You've never supplied evidence or supporting theory for your proposed mechanism of gravity driving changes in plate tectonics on such a time scale and with such subtle effects as the planet-caused tides on other planets.
The theory of CO2-greenhouse effect is much much much much much much much much much better supported by reason and data.
Remind me again what happenned in 1976? I remember you posted something about that...
"Accordiing to his former boss, Hansen would have been fired for incompetance if he did not have Gore's support."
Who was his former boss?
And who would have been and not have been fired except for Bush/Cheney et al?
"The communist/socialist supporters of the radicals are undermining us with their new "green" cover for their "red" agenda, trying to turn people against capitalism."
You've flattered me in the past; now you've irked me. But I don't care about that. The obvious all-encompassing solutions to the problem of cliamte-changing emissions has at its core a fossil fuel sales tax and some similar measures regarding deforestation, cement production, etc. (See some of my comments here:
http://www.realclimate.org/index.php/archives/2009/03/advice-for-a-young-climate-blogger/langswitch_lang/de
(in particular, comments 387 and 388 - feel free to skip over 'PART II' - that's basically a compression of 50 pages of material into one paragraph).
A true communist might not go for such a plan - or maybe s/he would - I really don't care either way. Environmentalists may be somewhat divided about specific policies.
An extremely rare procession of the planets in perfect alignment. Predictions made in the early 1970s were based on the gravitational effects on the earth. But nothing major happened in 1976 as expected. They did not realize that something did happen but it was a delayed reaction which started before the full alignment and continued after. This is because the alignment with the gas giants was earlier by a few years and continued a few years after, stressing the earth with each annual alignment, small tug after small tug.
It altered the plates, but as you are aware, earthquakes and volcanos are not immediate manidfestations, pressure had to build up first. Hence the increase in earthquakes, volcanos, and the record El Ninos.
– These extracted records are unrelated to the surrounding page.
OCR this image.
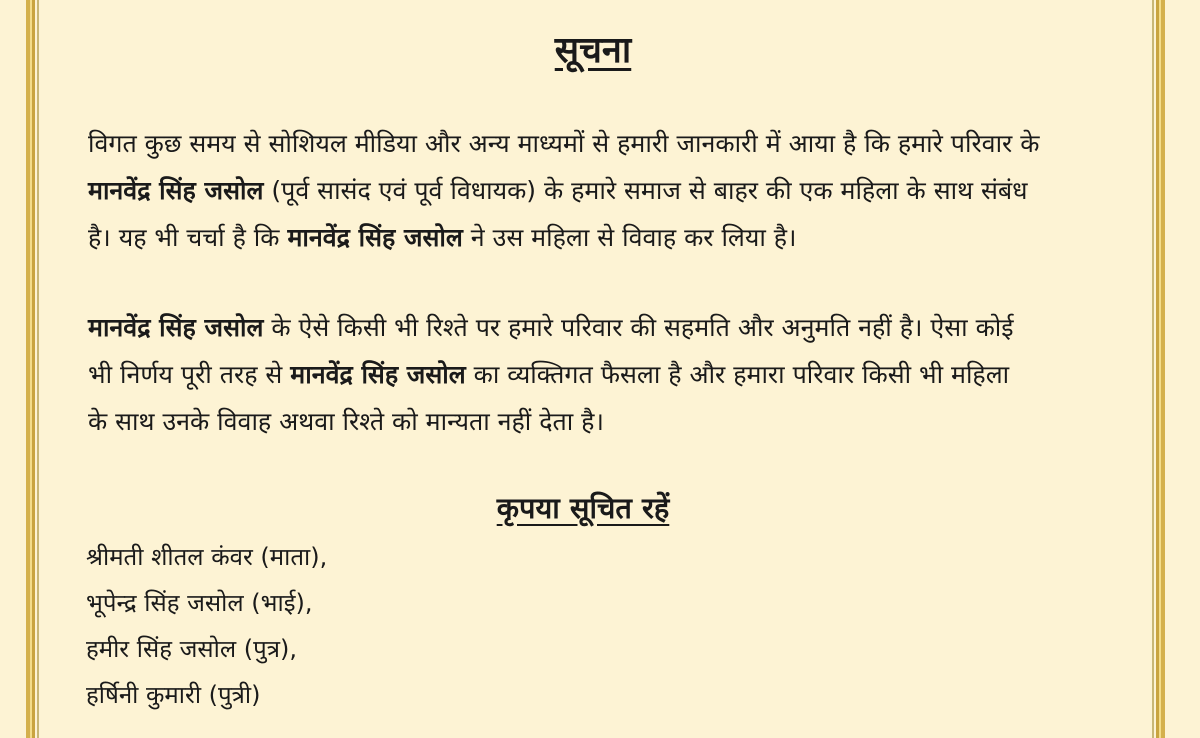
सूचना
विगत कुछ समय से सोशियल मीडिया और अन्य माध्यमों से हमारी जानकारी में आया है कि हमारे परिवार के
मानवेंद्र सिंह जसोल (पूर्व सासंद एवं पूर्व विधायक) के हमारे समाज से बाहर की एक महिला के साथ संबंध
है। यह भी चर्चा है कि मानवेंद्र सिंह जसोल ने उस महिला से विवाह कर लिया है।
मानवेंद्र सिंह जसोल के ऐसे किसी भी रिश्ते पर हमारे परिवार की सहमति और अनुमति नहीं है। ऐसा कोई
भी निर्णय पूरी तरह से मानवेंद्र सिंह जसोल का व्यक्तिगत फैसला है और हमारा परिवार किसी भी महिला
के साथ उनके विवाह अथवा रिश्ते को मान्यता नहीं देता है।
कृपया सूचित रहें
श्रीमती शीतल कंवर (माता),
भूपेन्द्र सिंह जसोल (भाई),
हमीर सिंह जसोल (पुत्र),
हर्षिनी कुमारी (पुत्री)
If El Nino is not caused by tectonics how do you explain the signal eruption at every El Nino?
(2.0 +/- 0.5)*(1.0 +/- 0.1)+(2.0 +/- 0.2) + x
=
x + 4.05 +/- 0.9
~= 4.0 +0.95/-0.85 if |x| << 4.05 and |x| << 0.85
(except that if the +/- are 90 % confidence intervals, the limiting values do not add and multiply directly to give the other limiting values (because the probability of two values being simultaneously outside their 90 % confidence interval is smaller than either one in isolation, etc.)
Your argument:
45 +/- 10 + 0.001*? has resulted in 50, therefore 0.001 is HUGE!
(What signal eruptions?
1. Without any reason to expect a strong causal link, a once-off correlation is not sufficient evidence for much of anything - you need a robust, persistent, statistically significant correlation (As with the CO2 - ice age correlations; wherein theory aids in analysis of the actual causal links).
2a. When looking for a correlation, it is not good to just define a broad range of frequencies and search for whatever falls into that portion of the spectrum and automatically conclude that component is correlated to some central frequency.
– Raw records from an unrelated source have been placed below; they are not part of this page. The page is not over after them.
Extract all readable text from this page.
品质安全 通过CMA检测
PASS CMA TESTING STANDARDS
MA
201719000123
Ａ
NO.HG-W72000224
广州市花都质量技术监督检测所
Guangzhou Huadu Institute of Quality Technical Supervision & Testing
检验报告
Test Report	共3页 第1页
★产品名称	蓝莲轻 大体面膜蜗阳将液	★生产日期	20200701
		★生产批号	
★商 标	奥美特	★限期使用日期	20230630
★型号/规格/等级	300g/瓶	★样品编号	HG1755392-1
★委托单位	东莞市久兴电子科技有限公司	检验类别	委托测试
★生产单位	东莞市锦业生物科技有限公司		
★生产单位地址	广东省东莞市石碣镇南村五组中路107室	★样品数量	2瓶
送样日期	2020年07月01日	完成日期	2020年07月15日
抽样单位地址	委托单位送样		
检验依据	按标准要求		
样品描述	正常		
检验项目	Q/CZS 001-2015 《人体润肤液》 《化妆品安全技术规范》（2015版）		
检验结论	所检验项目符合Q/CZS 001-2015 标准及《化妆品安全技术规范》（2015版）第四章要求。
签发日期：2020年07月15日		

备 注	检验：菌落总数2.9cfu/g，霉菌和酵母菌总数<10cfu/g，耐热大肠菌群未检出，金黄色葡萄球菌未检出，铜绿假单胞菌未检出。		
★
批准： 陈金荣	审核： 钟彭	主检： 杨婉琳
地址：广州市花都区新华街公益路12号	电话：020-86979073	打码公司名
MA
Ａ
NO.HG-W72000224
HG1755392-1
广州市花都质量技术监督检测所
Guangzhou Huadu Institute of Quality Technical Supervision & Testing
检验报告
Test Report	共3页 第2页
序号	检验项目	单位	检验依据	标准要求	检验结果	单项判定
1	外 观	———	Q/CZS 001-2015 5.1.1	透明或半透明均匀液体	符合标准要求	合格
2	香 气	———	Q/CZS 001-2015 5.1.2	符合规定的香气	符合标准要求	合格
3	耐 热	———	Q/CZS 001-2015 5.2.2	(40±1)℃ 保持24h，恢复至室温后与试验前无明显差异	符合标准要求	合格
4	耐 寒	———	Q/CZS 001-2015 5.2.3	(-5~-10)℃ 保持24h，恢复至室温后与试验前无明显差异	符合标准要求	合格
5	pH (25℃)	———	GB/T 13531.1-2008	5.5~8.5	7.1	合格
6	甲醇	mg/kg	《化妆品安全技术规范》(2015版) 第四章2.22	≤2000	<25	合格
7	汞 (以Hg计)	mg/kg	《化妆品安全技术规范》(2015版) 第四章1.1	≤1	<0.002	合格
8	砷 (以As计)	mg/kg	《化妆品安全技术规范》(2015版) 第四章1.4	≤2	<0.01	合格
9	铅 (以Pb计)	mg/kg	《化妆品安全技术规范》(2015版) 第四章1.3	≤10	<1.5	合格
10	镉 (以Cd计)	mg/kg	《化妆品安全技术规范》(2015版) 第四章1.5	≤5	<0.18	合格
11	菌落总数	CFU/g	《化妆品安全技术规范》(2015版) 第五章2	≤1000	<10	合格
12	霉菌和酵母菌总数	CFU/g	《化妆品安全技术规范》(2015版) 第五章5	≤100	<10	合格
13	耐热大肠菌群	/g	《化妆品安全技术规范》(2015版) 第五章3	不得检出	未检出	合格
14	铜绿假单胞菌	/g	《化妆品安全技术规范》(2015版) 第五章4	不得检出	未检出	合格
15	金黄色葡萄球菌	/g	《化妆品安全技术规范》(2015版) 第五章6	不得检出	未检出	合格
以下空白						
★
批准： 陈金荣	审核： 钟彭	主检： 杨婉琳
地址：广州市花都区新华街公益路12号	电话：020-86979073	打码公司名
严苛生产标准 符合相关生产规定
2b. Looking at a class of events that are relatively common, one can expect to find coincidental correlations with some other such events. One must ask - is this correlation the kind that would happen without actual physical relationship, direct or otherwise?
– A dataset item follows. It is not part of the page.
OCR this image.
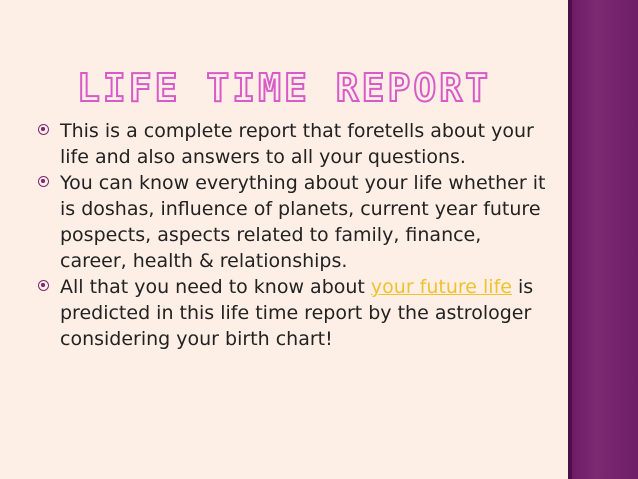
LIFE TIME REPORT
This is a complete report that foretells about your life and also answers to all your questions.
You can know everything about your life whether it is doshas, influence of planets, current year future pospects, aspects related to family, finance, career, health & relationships.
All that you need to know about your future life is predicted in this life time report by the astrologer considering your birth chart!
We THOUGHT thst plate movement was a slow constant process. It is not. Mountain building occurs in fits and spurts (another link I had posted) because plate tectonics are not a constant. Activity increases on a cyclic basis, not just ENSO but all over the planet.
External forces such as lunar tides in the mantle and below are compounded by major alignments but since gravity is a weak force it is not noticed by us unless we look at the symptoms. This is what keeps our planet habitable.